Nous étudions un extrait du chapitre III de l'œuvre « Voyage faict en la terre du Brésil », Jean de Léry. Le passage étudié comme par "Nous prinsmes semblablement beaucoup de Requiens" et se termine par "nous en avions ainsi le passe-temps". Nous sommes ici dans le voyage d'allé. Ils sont à « trois ou quatre degrez au deçà de la ligne Equinoctiale », c'est en tout cas ce qui nous est dit au début du chapitre III. Le passage débute avec : « nous prinsmes semblablement beaucoup de Requiens », donc le chapitre III est en fait une longue description de différents poissons (poissons volants, marsouins, etc.) dans laquelle s'inscrit celle des requins. Il s'agit donc de l'expression personnelle d'un voyageur enclin à rechercher des correspondances originales. En effet, au XVIe siècle, les naturalistes associaient constamment telle espèce de poisson à un autre animal, en vertu d'un principe analogique. Le texte s'inscrit également dans une certaine tradition descriptive : dans un premier temps, Léry suit à la lettre une description modèle véhiculée par les naturalistes et les voyageurs. En fait, il ne s'agit pas d'un simple parallèle mais d'un chiasme naturel, chaque animal constituant pour l'autre une sorte de pendant inverse et complémentaire.

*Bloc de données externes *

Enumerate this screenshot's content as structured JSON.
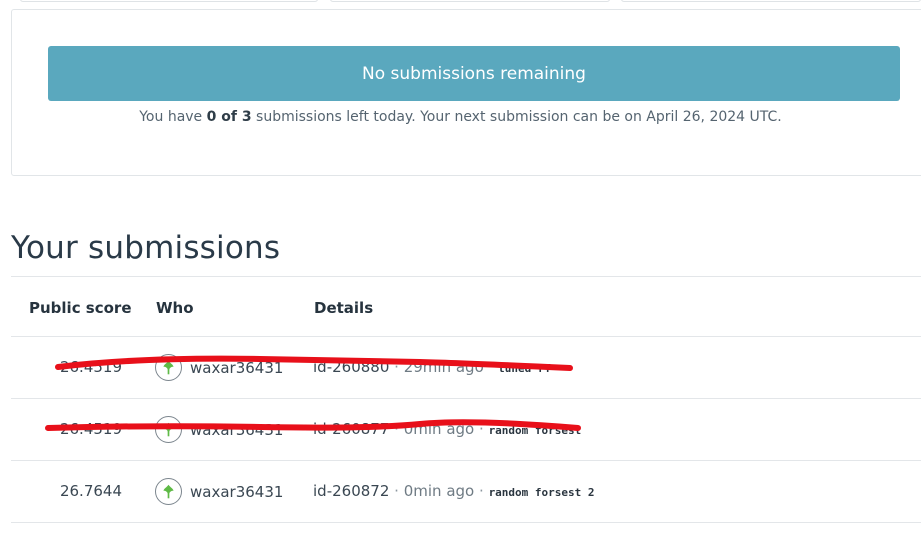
{
  "status": {
    "button_label": "No submissions remaining",
    "note_prefix": "You have ",
    "note_bold": "0 of 3",
    "note_suffix": " submissions left today. Your next submission can be on April 26, 2024 UTC."
  },
  "section_title": "Your submissions",
  "table": {
    "headers": {
      "score": "Public score",
      "who": "Who",
      "details": "Details"
    },
    "separator": "·",
    "rows": [
      {
        "score": "26.4519",
        "who": "waxar36431",
        "id": "id-260880",
        "time": "29min ago",
        "desc": "tuned rf",
        "struck": true
      },
      {
        "score": "26.4519",
        "who": "waxar36431",
        "id": "id-260877",
        "time": "0min ago",
        "desc": "random forsest",
        "struck": true
      },
      {
        "score": "26.7644",
        "who": "waxar36431",
        "id": "id-260872",
        "time": "0min ago",
        "desc": "random forsest 2",
        "struck": false
      }
    ]
  },
  "colors": {
    "status_bar": "#5aa8be",
    "strike": "#e8101a",
    "avatar_leaf": "#5fba46"
  },
  "icons": {
    "avatar": "leaf-avatar-icon"
  }
}
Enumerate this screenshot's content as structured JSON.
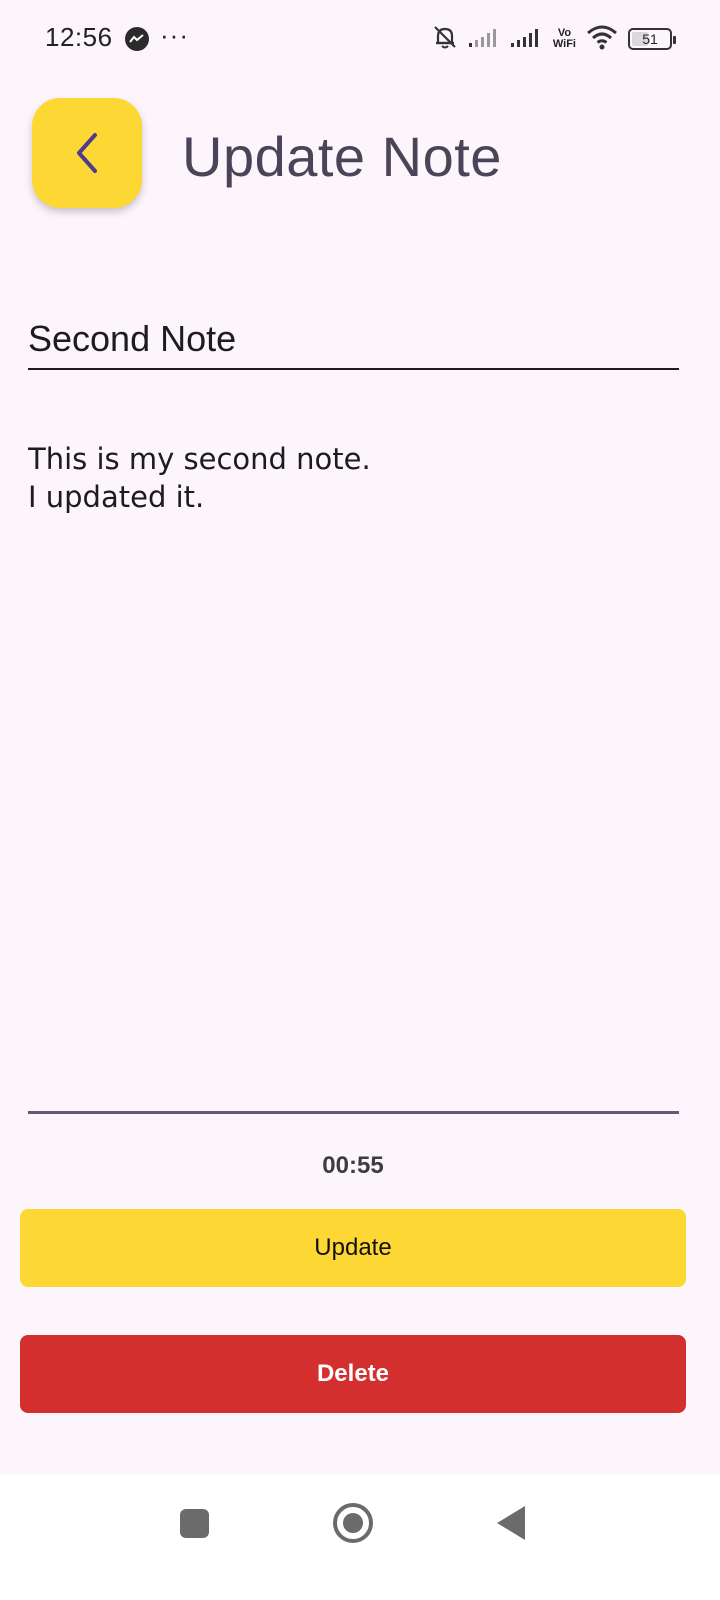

I/ Comment Jean de Léry commence par décrire l'aspect des requins
II/ Il analyse le caractère dangereux des requins
III/ Comment il envisage de vaincre les requins

Extrait du document:

Toujours dans un souci d'objectivité, Léry décrit précisément les modalités de torture des requins : on coupe les nageoires puis on lie un cercle de tonneau à la queue, par exemple. Léry ne prend pas part à l'abattement de l'animal mais considère que le châtiment est légitime. Léry n'en est que le spectateur, c'est en tout cas son souhait. Mais le « nous » final nous indique un parti-pris de la part de Léry qui s'associe au corps des marins contre les requins. : « nous en avions ainsi le passe-temps. »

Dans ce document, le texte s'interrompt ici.